Sénégal
Atlanticactu/ René Capain Bassène/ Saliou Ndong
Bien que le gendarme sénégalais lui ait pointé un pistolet sur la tempe, Ibou Sané n’a pas flanché. Il a refusé d’admettre qu’il connaissait René Capain Bassène, malgré les ordres de l’officier. Cependant, cela n’a finalement pas changé la situation.
Le témoignage qu’il affirme ne jamais avoir donné a tout de même été utilisé en justice pour contribuer à la condamnation de Bassène, un journaliste local de renom, dans le cadre du massacre de 14 bûcherons abattus en 2018 dans la forêt des Bayottes, située au sud de la Casamance, au Sénégal.

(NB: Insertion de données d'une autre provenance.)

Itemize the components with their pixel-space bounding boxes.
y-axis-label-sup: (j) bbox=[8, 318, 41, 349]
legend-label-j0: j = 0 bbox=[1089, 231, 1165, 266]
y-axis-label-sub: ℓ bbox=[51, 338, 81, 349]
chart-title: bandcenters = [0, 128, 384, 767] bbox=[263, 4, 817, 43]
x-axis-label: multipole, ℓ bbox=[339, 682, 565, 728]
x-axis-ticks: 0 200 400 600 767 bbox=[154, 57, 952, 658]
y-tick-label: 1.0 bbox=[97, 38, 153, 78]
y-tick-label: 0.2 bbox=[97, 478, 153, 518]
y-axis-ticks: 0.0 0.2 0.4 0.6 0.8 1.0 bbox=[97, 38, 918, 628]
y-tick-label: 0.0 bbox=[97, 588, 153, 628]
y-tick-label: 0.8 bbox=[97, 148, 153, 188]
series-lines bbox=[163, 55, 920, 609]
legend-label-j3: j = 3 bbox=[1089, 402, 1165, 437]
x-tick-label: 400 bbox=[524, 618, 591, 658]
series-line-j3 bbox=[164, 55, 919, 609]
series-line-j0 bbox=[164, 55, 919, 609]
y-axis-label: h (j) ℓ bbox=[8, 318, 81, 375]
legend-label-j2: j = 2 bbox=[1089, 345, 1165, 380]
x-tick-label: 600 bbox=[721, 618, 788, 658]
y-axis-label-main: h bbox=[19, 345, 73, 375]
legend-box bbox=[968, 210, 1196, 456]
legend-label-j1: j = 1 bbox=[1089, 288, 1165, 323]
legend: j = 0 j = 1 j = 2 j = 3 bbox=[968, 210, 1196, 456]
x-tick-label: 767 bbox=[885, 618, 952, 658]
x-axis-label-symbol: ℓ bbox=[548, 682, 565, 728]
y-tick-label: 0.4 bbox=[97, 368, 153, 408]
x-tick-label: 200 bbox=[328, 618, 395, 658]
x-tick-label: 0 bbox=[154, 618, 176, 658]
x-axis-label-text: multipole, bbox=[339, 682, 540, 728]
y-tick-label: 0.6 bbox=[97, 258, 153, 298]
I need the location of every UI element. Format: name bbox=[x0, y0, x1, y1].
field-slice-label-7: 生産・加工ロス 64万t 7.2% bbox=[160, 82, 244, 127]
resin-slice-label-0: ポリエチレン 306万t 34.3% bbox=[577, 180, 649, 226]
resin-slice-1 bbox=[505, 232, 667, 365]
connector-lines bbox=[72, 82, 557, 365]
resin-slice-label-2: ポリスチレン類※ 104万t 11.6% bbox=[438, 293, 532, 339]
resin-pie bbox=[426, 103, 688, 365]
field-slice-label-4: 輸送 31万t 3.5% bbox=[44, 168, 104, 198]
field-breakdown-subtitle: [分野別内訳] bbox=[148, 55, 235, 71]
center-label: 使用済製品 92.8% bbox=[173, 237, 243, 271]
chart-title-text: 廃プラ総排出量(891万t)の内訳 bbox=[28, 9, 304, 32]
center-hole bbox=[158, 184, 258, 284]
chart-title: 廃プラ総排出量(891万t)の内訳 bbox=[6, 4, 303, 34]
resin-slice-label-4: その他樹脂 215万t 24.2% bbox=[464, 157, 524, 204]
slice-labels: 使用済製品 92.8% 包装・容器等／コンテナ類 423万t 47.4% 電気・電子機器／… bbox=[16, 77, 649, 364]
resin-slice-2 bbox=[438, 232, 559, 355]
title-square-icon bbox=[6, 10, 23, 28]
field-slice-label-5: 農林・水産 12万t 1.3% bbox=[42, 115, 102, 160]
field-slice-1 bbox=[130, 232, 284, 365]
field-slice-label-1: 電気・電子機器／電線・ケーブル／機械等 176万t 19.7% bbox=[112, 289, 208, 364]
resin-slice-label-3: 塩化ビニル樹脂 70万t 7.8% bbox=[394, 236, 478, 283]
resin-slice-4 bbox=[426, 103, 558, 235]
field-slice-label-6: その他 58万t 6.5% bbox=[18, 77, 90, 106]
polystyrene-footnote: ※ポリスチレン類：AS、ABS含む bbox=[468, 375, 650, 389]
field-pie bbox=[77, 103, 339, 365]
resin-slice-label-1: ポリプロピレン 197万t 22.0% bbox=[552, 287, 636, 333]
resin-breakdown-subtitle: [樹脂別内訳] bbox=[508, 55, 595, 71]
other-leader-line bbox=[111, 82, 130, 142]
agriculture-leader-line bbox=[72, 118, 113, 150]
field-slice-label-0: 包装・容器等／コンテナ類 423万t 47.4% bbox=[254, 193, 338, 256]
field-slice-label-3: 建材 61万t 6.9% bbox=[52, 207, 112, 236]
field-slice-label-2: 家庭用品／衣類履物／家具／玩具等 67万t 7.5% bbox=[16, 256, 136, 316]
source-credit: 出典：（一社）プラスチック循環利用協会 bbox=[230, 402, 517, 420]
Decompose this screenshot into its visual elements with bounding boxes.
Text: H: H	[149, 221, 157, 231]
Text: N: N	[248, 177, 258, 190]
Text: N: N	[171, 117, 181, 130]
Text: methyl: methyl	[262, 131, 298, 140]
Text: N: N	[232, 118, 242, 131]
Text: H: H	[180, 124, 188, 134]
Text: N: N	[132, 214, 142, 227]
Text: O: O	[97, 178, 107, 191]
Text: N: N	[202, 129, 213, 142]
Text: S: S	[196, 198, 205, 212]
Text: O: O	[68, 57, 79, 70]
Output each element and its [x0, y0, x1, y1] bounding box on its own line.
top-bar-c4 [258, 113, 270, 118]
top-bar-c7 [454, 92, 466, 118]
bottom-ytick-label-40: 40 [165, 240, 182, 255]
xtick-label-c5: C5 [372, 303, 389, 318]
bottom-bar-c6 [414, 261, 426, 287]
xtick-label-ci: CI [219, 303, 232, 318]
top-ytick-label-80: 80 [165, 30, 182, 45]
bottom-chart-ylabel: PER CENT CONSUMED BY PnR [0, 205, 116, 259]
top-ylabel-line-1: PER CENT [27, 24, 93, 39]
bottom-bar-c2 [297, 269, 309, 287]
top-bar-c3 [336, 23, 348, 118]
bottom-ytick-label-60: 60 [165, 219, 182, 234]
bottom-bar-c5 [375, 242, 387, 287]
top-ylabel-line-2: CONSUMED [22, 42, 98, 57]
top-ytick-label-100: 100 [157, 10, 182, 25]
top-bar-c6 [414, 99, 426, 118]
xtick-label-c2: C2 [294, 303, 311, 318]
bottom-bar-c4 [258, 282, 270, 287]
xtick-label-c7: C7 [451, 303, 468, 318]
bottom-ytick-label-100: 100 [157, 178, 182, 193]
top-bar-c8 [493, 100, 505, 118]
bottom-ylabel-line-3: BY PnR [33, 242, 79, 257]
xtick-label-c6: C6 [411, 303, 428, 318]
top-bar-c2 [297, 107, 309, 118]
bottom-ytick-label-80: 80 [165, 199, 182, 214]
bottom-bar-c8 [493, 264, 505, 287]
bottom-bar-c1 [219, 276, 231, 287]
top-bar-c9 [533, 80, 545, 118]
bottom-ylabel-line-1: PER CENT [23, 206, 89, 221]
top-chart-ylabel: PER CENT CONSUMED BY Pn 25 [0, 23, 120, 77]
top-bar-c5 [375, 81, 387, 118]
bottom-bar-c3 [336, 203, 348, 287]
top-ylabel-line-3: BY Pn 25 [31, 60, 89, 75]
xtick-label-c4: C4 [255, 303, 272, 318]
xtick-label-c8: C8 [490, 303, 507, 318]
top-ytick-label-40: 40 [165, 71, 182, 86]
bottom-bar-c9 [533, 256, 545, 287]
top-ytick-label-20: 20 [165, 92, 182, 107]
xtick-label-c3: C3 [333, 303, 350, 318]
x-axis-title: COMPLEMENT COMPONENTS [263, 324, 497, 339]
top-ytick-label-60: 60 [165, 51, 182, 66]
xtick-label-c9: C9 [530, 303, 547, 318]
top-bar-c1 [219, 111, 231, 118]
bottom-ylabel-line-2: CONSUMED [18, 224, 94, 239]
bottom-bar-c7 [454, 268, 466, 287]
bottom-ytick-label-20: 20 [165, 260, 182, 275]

Bassène a été arrêté huit jours après ces meurtres et, en 2022, condamné à la prison à vie pour complicité de meurtre, tentative de meurtre et association de malfaiteurs. Pourtant, selon des témoins interrogés par le CPJ (Comité pour la protection des journalistes), il n’aurait pas pu commettre ces crimes.
À la fin de 2024, une enquête menée par le CPJ, basée sur l’examen de documents judiciaires et des entretiens avec Bassène, ses coaccusés et des témoins, a révélé de nombreuses irrégularités dans l’enquête visant le journaliste. Plusieurs personnes, qui ont ensuite été acquittées, ont confié au CPJ qu’elles avaient été forcées d’incriminer Bassène ou de signer des procès-verbaux d’interrogatoires erronés. De plus, l’enquête reposait sur des preuves contradictoires concernant l’endroit où se trouvait Bassène le jour des meurtres, et des doutes subsistent quant à l’authenticité de certains courriels qu’il aurait envoyés. Bassène a également déclaré avoir subi des mauvais traitements en détention, des documents médicaux confirmant une blessure à l’oreille causée par un « traumatisme », rapporte PressAfrik.
Sané, secrétaire du village de Toubacouta, situé dans la région de Ziguinchor, en Casamance, affirme que la seule fois où il a parlé à Bassène, c’était le jour du massacre, lorsque ce dernier l’a appelé pour obtenir des informations sur les meurtres. À ce moment-là, Bassène travaillait sur son quatrième livre consacré au conflit entre les forces gouvernementales sénégalaises et le Mouvement des forces démocratiques de la Casamance (MFDC). En 2024, la cour d’appel a confirmé sa condamnation, mais un second recours est actuellement en cours devant la Cour suprême du Sénégal.
L’enquête du CPJ a également mis en lumière des éléments reliant directement l’incarcération de Bassène à son travail de journaliste. En effet, les documents judiciaires révèlent que les procureurs ont évoqué ses activités journalistiques, y compris des appels téléphoniques et des courriels échangés avant et après les meurtres, dans leurs arguments à charge. Cela a conduit Bassène à être le seul journaliste sénégalais répertorié dans le recensement 2024 des journalistes emprisonnés dans le monde, publié par le CPJ. En 2024, alors que le Sénégal a élu un nouveau président et un parlement promettant des réformes, le pays figurait déjà parmi les cinq États africains emprisonnant le plus de journalistes, selon le recensement 2023 du CPJ.